The organ and piano in Hot Topic are absolutely mad – they’re wiggling all over the place. Did you plan them at all or just go off in the studio? 

Again, I was feeling playful. I wanted that to be audible. So I dialled up an out-there sound, played the keyboard standing up, found a few notes that worked. A few that didn’t. Hit things. And didn’t bother editing it. Most of the album was recorded like that – fooling around in my bedroom.

There’s a rad jam at the end of Crocodile Meat too, where all these funny disparate elements come together and party. Similarly, how far did you plan it?

Zero planning. I felt the lusty absurdity of [the] lyrics was owed an ridiculous outro. I recorded no demos for this album. Skipped that stage. Had an idea [and] turned the mic on. I made up the arrangement in real time. Sure, I had an idea of the chord structure – but the song structure, no. I guess I got to the end of the song and didn’t know what to do, so I looped the chords and built [up] the psychedelic carnival. It really makes me smile. I like the last noise you hear – I think of it as the alligator roar.

You give Sinatra and Hazlewood a specific shout-out on Nancy & Lee, and there’s a lot of that collaboration’s romance and sort of cinematic feel across your album. What do you like about their music (or their friendship, or approach, or whatever)?

Everything. The way their voices work together. Granted, I love their voices individually too. Lee’s the man. He nailed that marriage of the romance and humour.

I love the melancholy string arrangements, and the chords. Lots of major seventh chords. Bring it on.

The groove in Get On is marvellous. Is that one the most fun to play live, from this album?

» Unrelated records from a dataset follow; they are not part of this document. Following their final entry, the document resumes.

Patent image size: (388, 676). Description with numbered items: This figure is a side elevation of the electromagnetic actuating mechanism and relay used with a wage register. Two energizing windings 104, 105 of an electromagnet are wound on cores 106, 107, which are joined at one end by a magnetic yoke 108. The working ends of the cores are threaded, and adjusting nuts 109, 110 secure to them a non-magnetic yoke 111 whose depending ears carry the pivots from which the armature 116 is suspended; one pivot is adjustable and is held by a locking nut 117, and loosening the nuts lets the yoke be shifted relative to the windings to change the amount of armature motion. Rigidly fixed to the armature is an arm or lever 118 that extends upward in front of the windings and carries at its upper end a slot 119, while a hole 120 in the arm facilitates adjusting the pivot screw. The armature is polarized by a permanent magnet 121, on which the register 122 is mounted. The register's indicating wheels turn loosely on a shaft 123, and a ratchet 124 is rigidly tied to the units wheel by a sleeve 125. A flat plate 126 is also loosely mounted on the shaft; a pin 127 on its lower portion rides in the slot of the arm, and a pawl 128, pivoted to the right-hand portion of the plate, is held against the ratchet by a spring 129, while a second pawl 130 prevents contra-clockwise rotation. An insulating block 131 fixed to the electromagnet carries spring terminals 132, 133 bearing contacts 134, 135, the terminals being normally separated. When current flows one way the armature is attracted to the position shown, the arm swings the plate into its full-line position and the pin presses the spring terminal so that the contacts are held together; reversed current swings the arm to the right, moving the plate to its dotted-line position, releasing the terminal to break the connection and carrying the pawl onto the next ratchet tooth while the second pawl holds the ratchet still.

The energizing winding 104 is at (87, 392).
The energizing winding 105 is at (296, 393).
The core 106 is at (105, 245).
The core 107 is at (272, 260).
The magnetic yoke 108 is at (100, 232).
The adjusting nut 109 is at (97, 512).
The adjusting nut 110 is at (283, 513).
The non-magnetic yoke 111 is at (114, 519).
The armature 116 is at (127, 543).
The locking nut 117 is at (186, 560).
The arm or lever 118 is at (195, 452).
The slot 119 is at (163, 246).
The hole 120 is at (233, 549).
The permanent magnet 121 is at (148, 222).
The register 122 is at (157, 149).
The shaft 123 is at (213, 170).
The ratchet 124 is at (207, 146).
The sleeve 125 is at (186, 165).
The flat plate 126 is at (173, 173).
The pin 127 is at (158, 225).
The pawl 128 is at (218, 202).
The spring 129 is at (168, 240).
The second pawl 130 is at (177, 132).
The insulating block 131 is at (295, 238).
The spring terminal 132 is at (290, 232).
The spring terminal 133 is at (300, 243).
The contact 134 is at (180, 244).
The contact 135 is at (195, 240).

Thanks for noticing. I haven’t played it live yet. I wrote it straight and my friend/producer/drummer Rohan Sforcina made it less straight.

Which do you find the most challenging to play? Also, are there any tracks where you deliberately tried to test or push your skills (particularly vocally)?

I imagine the chorus of Crocodile Meat will be tough to sing. I’m not much of a singer’s singer. I really go for it in that song. At leas,t as much as I go for it. Keep A Light On is up there too.

Café Oblivion is out March 9 via EMI.